Wednesday, March 09, 2005

Blog-related firings prompt calls for better company policies

From the AP via the Houston Chronicle:

Simonetti said she still doesn't know what she did wrong, saying that plenty of employee Web sites and dating profiles identify Delta and include photos in uniform.

"If there is a policy against this, why weren't all these people punished before?" she said.

Delta and Google officials would only say that Simonetti and Jen no longer worked for them.

In 1997, blogging pioneer Cameron Barrett lost a job at a small marketing firm in Michigan after co-workers stumbled upon "experimental" short stories from his creative writing class on his site. Now, he's much more cautious, and he suspended his blog while campaigning for Wesley Clark during the Democratic presidential primaries.

"I knew that everything I wrote would be scrutinized at (a) microscope level by the other campaigns and their supporters," Barrett wrote in an e-mail.

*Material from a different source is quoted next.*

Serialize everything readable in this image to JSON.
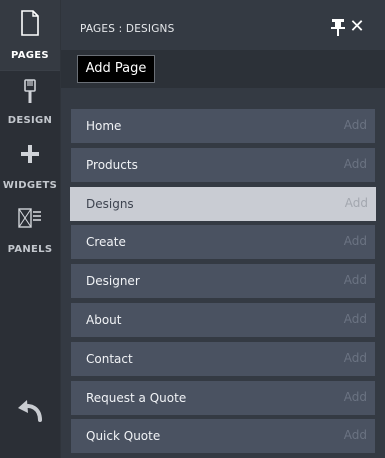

Annalee Newitz, a policy analyst at the civil liberties group Electronic Frontier Foundation, said employees often "don't realize the First Amendment doesn't protect their job."

The First Amendment only restricts government control of speech. So private employers are free to fire at will in most states, as long as it's not discriminatory or in retaliation for whistle-blowing or union organizing, labor experts say.


Click here for the rest.

This was something of a worst-case-scenario for me for the two years that I was both teaching and blogging, occasionally on my school computer. Because schools are government run institutions, I'm not sure what my First Amendment rights in that situation were, but I didn't want to find myself in a position such that I would have to sue to get back a job I hated. So I never used my last name, and never mentioned the school, district, and town where I worked by name. That seemed to do the trick; nobody with any authority, to the best of my knowledge, ever found out about my radical ravings. By and large, I've carried that policy over to civilian life, and I think it makes good sense to do so. My rule is that, if it's not a public figure, I generally won't mention a person's name unless I'm praising him or her. After all, I don't want any trouble that I don't have to deal with unnecessarily.

But this AP story about fired bloggers brings up some bigger questions beyond simply trying to keep one's job. I'm a fierce believer in free speech, but I can imagine some scenarios where it would be reasonable to sack someone for what he wrote on his blog, divulging company secrets, for example, and I'm not talking about toxic-waste-in-the-children's-milk secrets, either. Actually I think a blogger has a moral obligation to divulge those kinds of secrets: what I mean is if sombody working for KFC posted their secret list of seven herbs and spices or somesuch. On the other hand, my fear as a teacher was that some psycho-fundamentalist parent, and there are seemingly thousands of those in Baytown, would freak out that somebody as liberal as me was teaching their children, and heavily pressure the powers that be to do something about it. Schools are very susceptible to parental pressure for just about any issue that happens to rear its head; my fears were reasonable. Under these hypothetical circumstances, firing me would have been absolutely outrageous. Ordering me to stop blogging would have been even worse.

Given that there are reasonable points of view on both sides of the issue, developing company policies for what is and is not acceptable blog fare, as well as establishing some blogger generated ethics for blogging in general, would not at all be a bad idea.